Das näch­ste Teil­stück führte durch atem­ber­aubende Land­schaft über ein paar der höch­sten Pässe der Welt quer durch die Hi­malaya-Haup­tkette nach Man­ali. Die Gegend ist sehr dünn be­siedelt, es ist wenig Verkehr und die ‘Dör­fer’ beste­hen nur aus Zel­ten, die im Früh­jahr aufge­baut und im Herb­st wieder abge­baut werden.

Im Rah­men des Straßen­baupro­jek­tes Hi­mank hat übri­gens ein of­fen­bar sehr hu­mor­voller Mi­tar­beit­er der in­dis­chen Straßen­baube­hörde BRO über­all am High­way sehr un­ter­halt­same Schilder aufgestellt. Beson­ders der Hin­weis, man möge sich doch an der Straße er­freuen, hat mir sehr gefallen. 

In Man­ali angekom­men studierte ich die Land­karte und über­legte, was ich mit den restlichen Urlaub­sta­gen noch anstellen kön­nte. Ich kön­nte zwar mit dem Rad wieder bis nach Del­hi zurück­fahren, aber die 400 km auf dem High­way sind land­schaftlich eher lang­weilig, der Verkehr ein­fach nur crazy und ich bin die Strecke ja erst vor vier Wochen mit dem Rad gefahren. Also entschloss ich mich, lieber noch ein paar Tage in den Bergen zu bleiben und dann mit dem Zug nach Del­hi zurück­z­u­fahren. Auf der Suche nach einem neuen Ziel fand ich auf mein­er Karte ‘Dharam­sala- Exil Home Dalai-Lama’. Zwei Tage später war ich dort und habe auch noch das Glück gehabt, dass der Dalai Lama ger­ade eine mehrtägige Ein­weisung (Teach­ing) über den Pfad der Er­leuch­tung gab. Mit einem speziellen Ausweis kam ich in das Kloster des Dalai-Lama und war von der At­mo­sphäre fasziniert! Lei­der durfte man den Dalai Lama nicht fo­tografieren, die Bilder habe ich de­shalb gemacht, als das Teach­ing zu Ende und der Dalai Lama weg war.

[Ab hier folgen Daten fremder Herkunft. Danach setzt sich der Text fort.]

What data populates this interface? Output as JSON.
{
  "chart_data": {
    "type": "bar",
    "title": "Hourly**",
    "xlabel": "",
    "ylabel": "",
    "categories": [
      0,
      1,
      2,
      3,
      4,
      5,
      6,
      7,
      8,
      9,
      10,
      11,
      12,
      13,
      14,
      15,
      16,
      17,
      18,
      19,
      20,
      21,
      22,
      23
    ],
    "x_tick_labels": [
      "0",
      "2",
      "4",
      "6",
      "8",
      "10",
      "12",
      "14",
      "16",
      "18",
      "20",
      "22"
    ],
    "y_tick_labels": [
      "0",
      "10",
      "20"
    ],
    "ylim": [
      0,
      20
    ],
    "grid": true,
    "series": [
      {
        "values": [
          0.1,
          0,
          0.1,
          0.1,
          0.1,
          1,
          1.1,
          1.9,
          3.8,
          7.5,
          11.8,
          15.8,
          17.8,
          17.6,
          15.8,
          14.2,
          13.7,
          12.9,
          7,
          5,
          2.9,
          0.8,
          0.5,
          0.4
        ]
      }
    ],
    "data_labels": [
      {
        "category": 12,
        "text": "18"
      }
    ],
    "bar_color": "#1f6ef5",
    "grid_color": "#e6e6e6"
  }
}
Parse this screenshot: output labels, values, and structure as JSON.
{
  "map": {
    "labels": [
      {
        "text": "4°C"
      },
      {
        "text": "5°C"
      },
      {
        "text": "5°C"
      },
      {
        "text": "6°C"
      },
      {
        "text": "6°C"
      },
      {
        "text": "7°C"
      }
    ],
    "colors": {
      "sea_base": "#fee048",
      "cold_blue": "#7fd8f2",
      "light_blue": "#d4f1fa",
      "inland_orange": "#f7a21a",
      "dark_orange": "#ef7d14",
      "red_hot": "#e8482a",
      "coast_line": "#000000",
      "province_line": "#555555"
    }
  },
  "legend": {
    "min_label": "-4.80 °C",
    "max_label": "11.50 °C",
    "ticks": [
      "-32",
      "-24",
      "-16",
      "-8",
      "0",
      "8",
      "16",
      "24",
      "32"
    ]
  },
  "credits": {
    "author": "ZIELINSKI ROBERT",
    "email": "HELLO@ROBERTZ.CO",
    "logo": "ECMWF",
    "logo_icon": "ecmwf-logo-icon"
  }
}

Eigentlich wollte ich ja dann mit dem Rad zum näch­sten Bahn­hof fahren und von dort mit dem Zug nach Del­hi zurück­fahren. Ich hat­te in Dharam­sala sog­ar schon eine Fahrkarte gekauft. Aber auf der Suche nach dem Weg zum näch­st­gele­ge­nen Bahn­hof ent­deck­te ich auf der Karte noch einen weit­eren se­henswerten Ort: Am­rit­sar — Der gold­ene Tem­pel der Sikhs! Das lag zwar nun nicht ger­ade auf dem Weg, aber es gab dort auch einen Bahn­hof. Ich kaufte mir für 5 € eine neue Fahrkarte und am Abend des näch­sten Tages war ich in Am­rit­sar am gold­e­nen Tem­pel. Es war ein sehr schön­er Ab­schluss mein­er Reise und ich war froh, dass ich diesen faszinieren­den Ort noch für mich ent­deck­en konnte.

Am näch­sten Mor­gen trat ich dann aber endgültig die Heim­reise an. Die Zug­fahrt war schön und ich kam rechtzeit­ig in Del­hi an. Ich genoss nochmal so richtig das Es­sen der Straßenküchen und fuhr an­schließend zum Flughafen. Mit meinem Rad wollte man mich erst gar nicht in das Flughafenge­bäude lassen, aber schließlich klappte doch alles und ein paar Stun­den später war ich wieder zurück in Frankfurt.